#19: English isn't the national language →
From Emma:
This tip is more or less what got me writing this blog. I’ve been interested in the topic since library school, where one of my favorite instructors sent all of us out to do an ‘accessibility audit’ of our own neighborhood libraries. That audit was eye-opening in a horrifying way and it had been on my mind as a topic that deserved more attention on and off since then. However, what made me start making the list of tips was starting a new job where the non-English materials sat below a big sign that said “Foreign Languages.” I happened to walk past that collection on the path between my desk and the reference desk, and I probably walked by about 100 times before the absurdity of it finally struck me.
Very nervously, I broached to my boss that “foreign languages” probably wasn’t a great term since many of the people who used those books had lived in the area a long time, maybe since birth, and definitely were American. She thought about it for a moment and then admitted that she had just never thought about the name and that yes, she agreed it should be changed.
That particular collection was composed of several tiny sub-collections, each in a different language, so we couldn’t just re-label the section “Spanish/español” or “Russian/Ру́сский язы́к “ or whatever. We couldn’t think of a good all-encompassing name to put on a new sign (“Non-English” being awkward and “materials in other languages” being long and maybe not very clear), so what we ended up doing was just taking the sign down. The regular users of those collections already knew where they were (they’d been in the same part of the building for more than a decade), and because the collections were so small relative to the rest of the library, the reality was that people didn’t come across them via browsing anyway, even with the old sign—users who wanted them ended up asking for help at the desk and being walked over to the shelf.
My boss at the time was a progressive, thoughtful person of color who worked on the #WeNeedDiverseBooks initiative.

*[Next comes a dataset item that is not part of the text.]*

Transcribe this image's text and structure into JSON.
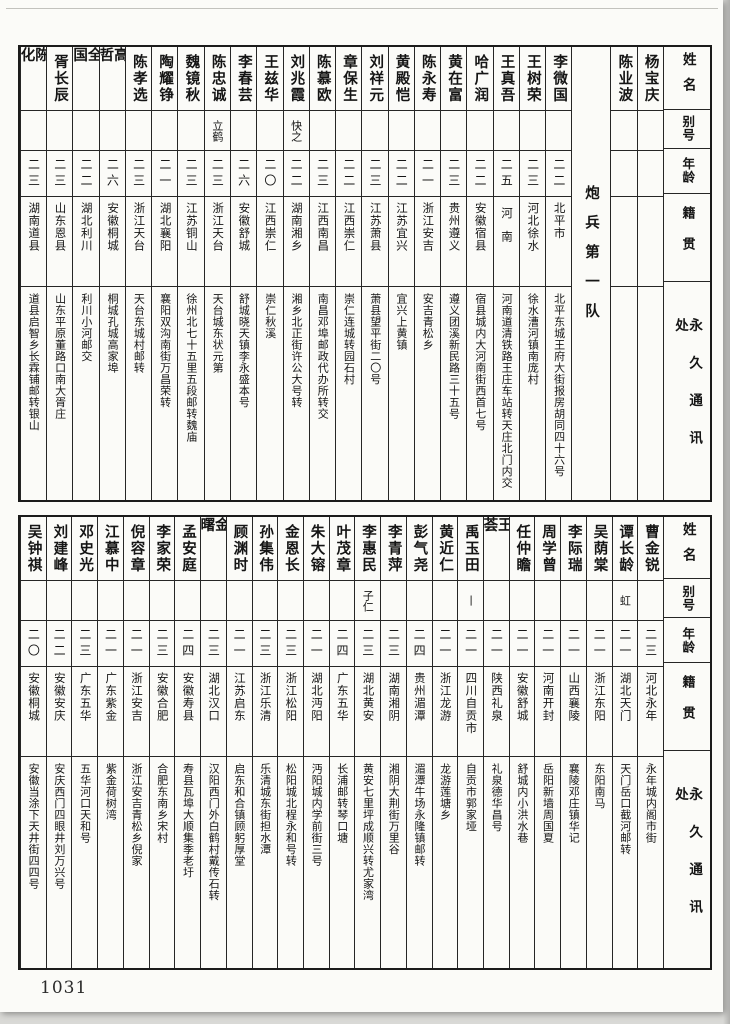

Her colleagues were excellent librarians who I admired for their committment to making everyone welcome in the library. The fact that they walked by this sign literally thousands of times and its inappropriateness never occurred to them is a testament to how hard this stuff is. I wasn’t a better, more aware person than my colleagues were, I happened to be the one to spot it, and I wondered what all of us were walking right past that no one had been lucky enough to see yet. Especially because of the pretty severe problems that librarianship has historically had with diversity, very few people are likely to spontaneously notice things like this because they don’t affected white, middle-class, abled, native English-speaking people directly. The few librarians who don’t come from a privileged background shouldn’t have to bear the burden of fixing this stuff—it’s everyone’s responsibility. As public servants, it’s our job to notice because it affects the public even though it might not affect us.
I went online and starting looking for some kind of checklist, something like the accessibility audit I’d had to do in library school, but that covered way more than the physical barriers the accessibility audit had focused on identifying. I wasn’t looking for anything that would seem revelatory on the face of it, just for a tool that would help me spot stuff like our “Foreign Languages” sign before walking past it 100 times. I obviously didn’t have a lot of luck with that. There are some checklists out there, and I encourage you to do your own searching (I still do), but there wasn’t anything approaching the comprehensive list I was imagining. That’s more or less why this site exists now.
I’m sure I still walk by metaphorical “Foreign Language” signs all the time. If you’ve seen any that I haven’t, I’d be grateful if you’d point them out.